Huawei CFO Suing Canada, Its Border Agency, and National Police as Extradition Hearing Proceeds

March 3, 2019 Updated: March 4, 2019

TORONTO—Huawei’s chief financial officer is suing the Canadian government, its border agency, and the national police force, saying they detained, searched, and interrogated her before telling her she was under arrest.

Lawyers for Meng Wanzhou said March 3 they filed a notice of civil claim in the British Columbia Supreme Court on March 1.

Canada arrested the daughter of Huawei’s founder at the request of the United States on Dec. 1 at Vancouver’s airport, amid growing global concerns that products made by the Chinese tech giant could be exploited by the Chinese regime to conduct espionage.

The U.S. Department of Justice alleges that, since 2007, Chinese telecom giant Huawei misled global banks and U.S. authorities about the company’s relationship with Hong Kong-based Skycom Tech. Prosecutors allege that Skycom conducted business in Iran on behalf of Huawei. The company maintains that they are two independent companies. U.S. authorities also allege that Meng herself was personally involved in concealing the true nature of the Huawei-Skycom relationship.

The latest civil suit alleges that instead of immediately arresting Meng, authorities interrogated her “under the guise of a routine customs” examination and used the opportunity to “compel her to provide evidence and information.”

The suit alleges Canada Border Service Agency agents seized her electronic devices, obtained passwords, and unlawfully viewed the contents and intentionally failed to advise her of the true reasons for her detention. The suit said only after three hours was she told she was under arrest and had the right to an attorney.

Such actions amounted to a “serious breach” of Meng’s constitutional rights, the lawsuit alleges, according to Canadian media outlet The Globe and Mail.

Meng is currently out on bail and living in Vancouver awaiting extradition proceedings.

On March 1, Canadian Justice Department officials gave the go-ahead for her extradition proceedings to begin. Meng is due in court on March 6 to set a date for the proceedings to start. It could be several months or even years before her case is resolved.

Meng’s arrest set off a diplomatic furor and severely strained Canadian relations with China. In the aftermath of the arrest, the communist regime warned Canada of “grave consequences” if it did not release Meng.

China detained former Canadian diplomat Michael Kovrig and Canadian entrepreneur Michael Spavor on Dec. 10 in an apparent attempt to pressure Canada to release Meng.

A Chinese court also sentenced a Canadian to death in a sudden retrial, overturning a 15-year prison term handed down earlier. Kovrig and Spavor haven’t had access to a lawyer or to their families since being arrested.

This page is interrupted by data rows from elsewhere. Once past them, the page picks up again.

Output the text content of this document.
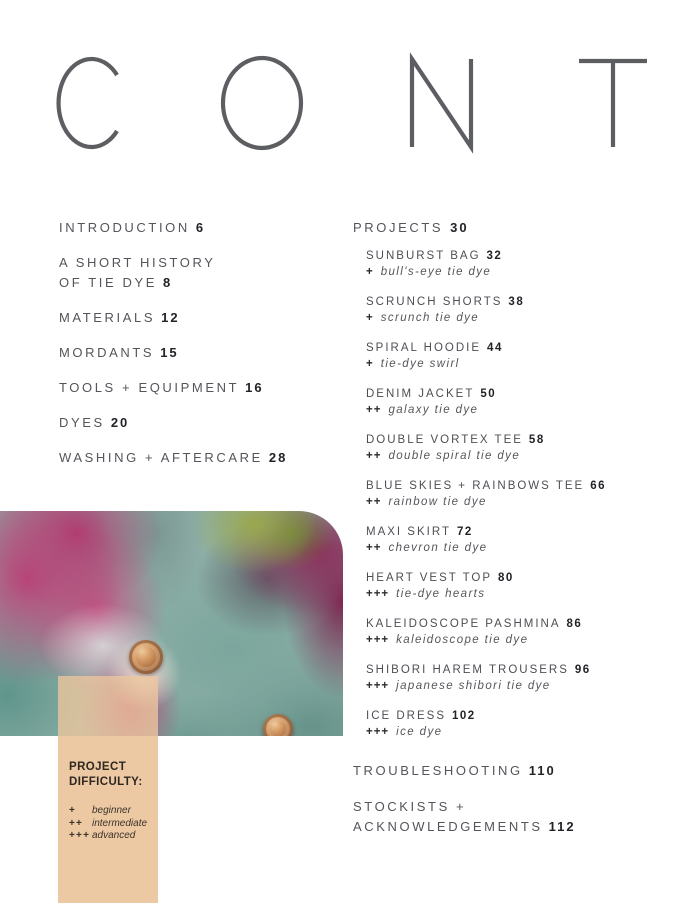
INTRODUCTION 6
A SHORT HISTORY
OF TIE DYE 8
MATERIALS 12
MORDANTS 15
TOOLS + EQUIPMENT 16
DYES 20
WASHING + AFTERCARE 28
PROJECTS 30
SUNBURST BAG 32
+ bull's-eye tie dye
SCRUNCH SHORTS 38
+ scrunch tie dye
SPIRAL HOODIE 44
+ tie-dye swirl
DENIM JACKET 50
++ galaxy tie dye
DOUBLE VORTEX TEE 58
++ double spiral tie dye
BLUE SKIES + RAINBOWS TEE 66
++ rainbow tie dye
MAXI SKIRT 72
++ chevron tie dye
HEART VEST TOP 80
+++ tie-dye hearts
KALEIDOSCOPE PASHMINA 86
+++ kaleidoscope tie dye
SHIBORI HAREM TROUSERS 96
+++ japanese shibori tie dye
ICE DRESS 102
+++ ice dye
TROUBLESHOOTING 110
STOCKISTS +
ACKNOWLEDGEMENTS 112
PROJECT
DIFFICULTY:
+ beginner
++ intermediate
+++ advanced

Messages left for the Canadian government, the Canada Border Services Agency, and Royal Canadian Mounted Police were not immediately returned.

Huawei’s subsidiaries are indicted in a separate U.S. case in which they are charged with fraud, trade secrets conspiracy, and other alleged crimes. Prosecutors say they conspired to steal trade secrets from mobile carrier T-Mobile US Inc. between 2012 and 2014.

The company’s units pleaded not guilty in a federal court in Seattle on Feb. 28. A trial date was set for March 2020.

Prosecutors accused Huawei of stealing technology called “Tappy,” which mimicked human fingers and was used to test smartphones.

By Rob Gillies. From the Associated Press. The Epoch Times contributed to this report.